= Volkensin =

Neurotoxic protein

Volkensin is a eukaryotic ribosome-inactivating protein found in the Adenia volkensii plant. It is a glycoprotein with two subunits A and B. A subunit is linked to B subunit with disulfide bridges and non-covalent bonds. B subunit is responsible for binding to the galactosyl-terminated receptors on the cell membrane that allows the entry the A subunit of the toxin into the cell, which performs the inhibitory function. Volkensin is a galactose specific lectin that can inhibit protein synthesis in whole cells and in cell-free lysates. This protein can be included into the category of risin like toxins and it resembles modeccin, the toxin of Adenia digitata. Although very similar in composition, volkensin contains more cysteine residues and more than twice as much sugar than modeccin, due to high content of galactose and mannose. In addition, volkensin is able to inhibit protein synthesis at concentrations 10 times lower than required for modeccin. From gene sequencing analysis, volkensin was found to be coded by 1569-bp ORF, that is 523 amino acid residues without introns. The internal linker sequence is 45 bp. The active site of the A subunit contains Ser203, a novel residue that is conserved in all ribosome inactivating proteins.

The toxin can be isolated via affinity chromatography, using acid-treated Sepharose 6B.

Volkensin, and toxins alike are studied to understand protein entry into the cell and many have been found to have antitumor applicability. Rats that have been administered a high dose of volkensin died between 7 and 12 hours. For 1–2 hours after poisoning, rats behaved normally and then became sedated until death with short-lasting seizures. Rats that have been administered lower doses died within several days and showed wax-like peritoneal fat, which indicated the formation of a pancreatic lesion.

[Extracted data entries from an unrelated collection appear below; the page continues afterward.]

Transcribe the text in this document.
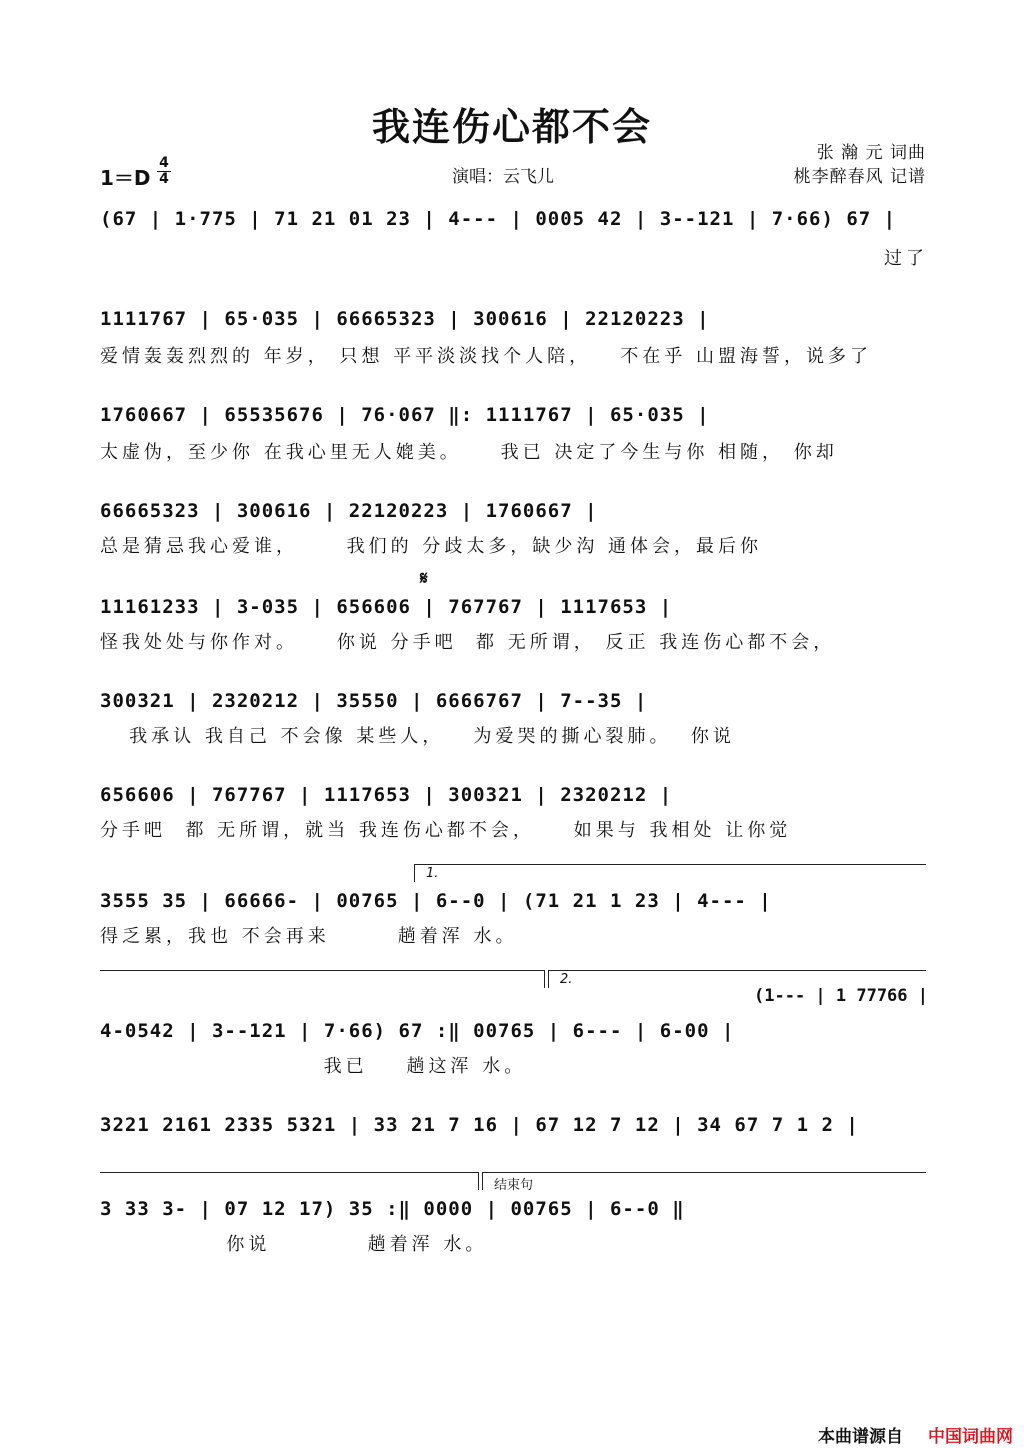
我连伤心都不会
1＝D
4
4	演唱：云飞儿
张 瀚 元 词曲
桃李醉春风 记谱
(67 | 1·775 | 71 21 01 23 | 4--- | 0005 42 | 3--121 | 7·66) 67 |
过了
1111767 | 65·035 | 66665323 | 300616 | 22120223 |
爱情轰轰烈烈的 年岁， 只想 平平淡淡找个人陪，   不在乎 山盟海誓，说多了
1760667 | 65535676 | 76·067 ‖: 1111767 | 65·035 |
太虚伪，至少你 在我心里无人媲美。    我已 决定了今生与你 相随， 你却
66665323 | 300616 | 22120223 | 1760667 |
总是猜忌我心爱谁，     我们的 分歧太多，缺少沟 通体会，最后你
𝄋
11161233 | 3-035 | 656606 | 767767 | 1117653 |
怪我处处与你作对。    你说 分手吧  都 无所谓， 反正 我连伤心都不会，
300321 | 2320212 | 35550 | 6666767 | 7--35 |
我承认 我自己 不会像 某些人，   为爱哭的撕心裂肺。  你说
656606 | 767767 | 1117653 | 300321 | 2320212 |
分手吧  都 无所谓，就当 我连伤心都不会，    如果与 我相处 让你觉
1.
3555 35 | 66666- | 00765 | 6--0 | (71 21 1 23 | 4--- |
得乏累，我也 不会再来       趟着浑 水。
2.
(1--- | 1 77766 |
4-0542 | 3--121 | 7·66) 67 :‖ 00765 | 6--- | 6-00 |
我已    趟这浑 水。
3221 2161 2335 5321 | 33 21 7 16 | 67 12 7 12 | 34 67 7 1 2 |
结束句
3 33 3- | 07 12 17) 35 :‖ 0000 | 00765 | 6--0 ‖
你说          趟着浑 水。
本曲谱源自 中国词曲网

In addition, volkensin has been also found to agglutinate red blood cells without any specificity for a particular blood group. This is likely due to its affinity for galactose residues, which are in common with all three blood groups.

Volkensin is a potent neurotoxin that can kill neurons. It is able to bind to the axon terminal of neurons, where it is internalized and transported to the cell body and inactivates ribosomes, thereby killing the neuron. Experiments performed in vitro showed increased toxicity of volkensin to microglia and astrocytes.